Comment faire accepter une autorité?

Pour qu’une autorité puisse être acceptée et reconnue par les travailleurs, "il faudrait qu’il y ait des conditions de transparence et d’équité ainsi que des rapports de travail égalitaires", estime Omar Aktouf.
Or, "au lieu de poser la problématique des circonstances qui peuvent rendre une telle adhésion possible, les auteurs s’attachent traditionnellement à discuter des nuances entre le fait d’être un leader ou un gestionnaire, centré sur l’individu ou sur la tâche, etc", déplore-t-il, affirmant que l’adhésion est impossible sans partage et sans une certaine tolérance, une certaine déviance, souvent confondue avec l’indiscipline".
En réalité, les dirigeants adeptes de cette vision de l’entreprise "ne sauraient trop tolérer que des choses se fassent hors de leur contrôle, et encore moins partager ce qu’ils considèrent comme leurs privilèges et leurs droits exclusifs comme l’information, la gestion, la conception, le pouvoir, la décision ou l’utilisation discrétionnaire des profits", détaille-t-il.
Et de lancer que "des dirigeants capables d’avoir l’humilité de s’effacer derrière les employés, joignables à tous moments, susceptibles de se laisser remettre en question, proches de leurs employés et mêlés à eux, aussi soucieux d’eux et de la compagnie que de leur propre intérêt ou de celui des actionnaires, sont les mieux préparés à réussir leur tâche managériale".

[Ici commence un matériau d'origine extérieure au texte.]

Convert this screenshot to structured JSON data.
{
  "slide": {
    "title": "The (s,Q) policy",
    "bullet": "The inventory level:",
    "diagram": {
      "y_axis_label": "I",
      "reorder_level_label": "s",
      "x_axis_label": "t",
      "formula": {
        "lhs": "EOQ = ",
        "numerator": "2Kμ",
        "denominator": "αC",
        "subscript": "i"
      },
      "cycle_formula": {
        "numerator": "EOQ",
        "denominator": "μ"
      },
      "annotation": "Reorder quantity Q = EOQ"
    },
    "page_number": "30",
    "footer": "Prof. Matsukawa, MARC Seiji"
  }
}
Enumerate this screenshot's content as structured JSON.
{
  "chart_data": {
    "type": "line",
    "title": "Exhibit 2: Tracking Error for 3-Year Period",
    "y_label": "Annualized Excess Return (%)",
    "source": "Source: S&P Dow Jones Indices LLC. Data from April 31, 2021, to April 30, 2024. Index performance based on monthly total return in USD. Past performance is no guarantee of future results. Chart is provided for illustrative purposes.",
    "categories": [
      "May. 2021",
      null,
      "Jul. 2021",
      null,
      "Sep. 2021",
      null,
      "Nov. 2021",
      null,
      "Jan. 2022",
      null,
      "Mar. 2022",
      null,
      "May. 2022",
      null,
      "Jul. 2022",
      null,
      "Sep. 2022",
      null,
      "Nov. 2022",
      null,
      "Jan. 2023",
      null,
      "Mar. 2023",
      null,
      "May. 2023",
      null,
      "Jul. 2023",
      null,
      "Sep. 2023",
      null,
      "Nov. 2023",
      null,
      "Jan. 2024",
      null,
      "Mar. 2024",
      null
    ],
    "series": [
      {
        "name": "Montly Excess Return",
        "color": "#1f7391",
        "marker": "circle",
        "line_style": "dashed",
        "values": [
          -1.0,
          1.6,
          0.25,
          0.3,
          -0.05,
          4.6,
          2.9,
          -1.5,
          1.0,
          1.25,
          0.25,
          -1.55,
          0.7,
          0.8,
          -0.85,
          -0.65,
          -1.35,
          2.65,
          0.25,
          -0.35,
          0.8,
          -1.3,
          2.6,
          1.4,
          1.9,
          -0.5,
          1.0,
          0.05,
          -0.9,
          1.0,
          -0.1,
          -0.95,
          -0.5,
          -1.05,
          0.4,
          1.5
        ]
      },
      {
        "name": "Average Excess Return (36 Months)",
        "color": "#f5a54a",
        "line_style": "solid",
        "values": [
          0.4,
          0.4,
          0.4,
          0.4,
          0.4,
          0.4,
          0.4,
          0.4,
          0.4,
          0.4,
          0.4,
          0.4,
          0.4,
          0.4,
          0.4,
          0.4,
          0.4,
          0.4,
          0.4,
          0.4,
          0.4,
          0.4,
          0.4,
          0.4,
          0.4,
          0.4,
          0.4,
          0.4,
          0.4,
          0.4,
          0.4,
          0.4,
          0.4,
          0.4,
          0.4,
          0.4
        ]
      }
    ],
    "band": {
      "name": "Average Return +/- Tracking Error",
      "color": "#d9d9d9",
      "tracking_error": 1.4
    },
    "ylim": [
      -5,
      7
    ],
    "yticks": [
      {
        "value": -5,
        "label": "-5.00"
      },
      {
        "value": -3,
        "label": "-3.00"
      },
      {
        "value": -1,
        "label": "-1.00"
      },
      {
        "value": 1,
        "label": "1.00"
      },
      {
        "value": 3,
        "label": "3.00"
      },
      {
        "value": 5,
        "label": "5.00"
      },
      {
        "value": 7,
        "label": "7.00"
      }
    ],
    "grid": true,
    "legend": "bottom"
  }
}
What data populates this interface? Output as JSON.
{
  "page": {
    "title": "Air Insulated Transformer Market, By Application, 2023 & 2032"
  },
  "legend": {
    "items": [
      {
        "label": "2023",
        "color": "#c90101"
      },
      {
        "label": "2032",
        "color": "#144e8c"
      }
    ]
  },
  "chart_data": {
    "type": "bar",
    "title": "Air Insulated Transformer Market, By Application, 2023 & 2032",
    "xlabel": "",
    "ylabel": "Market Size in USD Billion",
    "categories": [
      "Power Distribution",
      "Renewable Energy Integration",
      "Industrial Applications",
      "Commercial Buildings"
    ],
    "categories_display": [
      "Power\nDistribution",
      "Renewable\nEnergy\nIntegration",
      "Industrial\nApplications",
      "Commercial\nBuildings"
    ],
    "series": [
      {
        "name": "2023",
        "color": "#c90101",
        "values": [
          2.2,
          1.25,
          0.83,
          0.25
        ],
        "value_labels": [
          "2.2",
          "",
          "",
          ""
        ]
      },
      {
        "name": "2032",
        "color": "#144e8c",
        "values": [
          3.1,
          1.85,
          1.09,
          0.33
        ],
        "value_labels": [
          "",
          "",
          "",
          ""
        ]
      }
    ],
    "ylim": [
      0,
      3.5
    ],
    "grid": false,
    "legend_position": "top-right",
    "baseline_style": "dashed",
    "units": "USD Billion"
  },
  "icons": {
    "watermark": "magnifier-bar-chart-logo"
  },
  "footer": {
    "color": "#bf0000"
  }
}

"S’il y a une conclusion à tirer de tout cela, c’est que le gestionnaire, dirigeant d’aujourd’hui et de demain, a beaucoup plus à gagner du côté des théories prônant la culture de collaboration par la mise en place de conditions d’adhésion et d’appropriation et à travers l’ouverture, la disponibilité, la concertation, le partage et la générosité", conclut-il.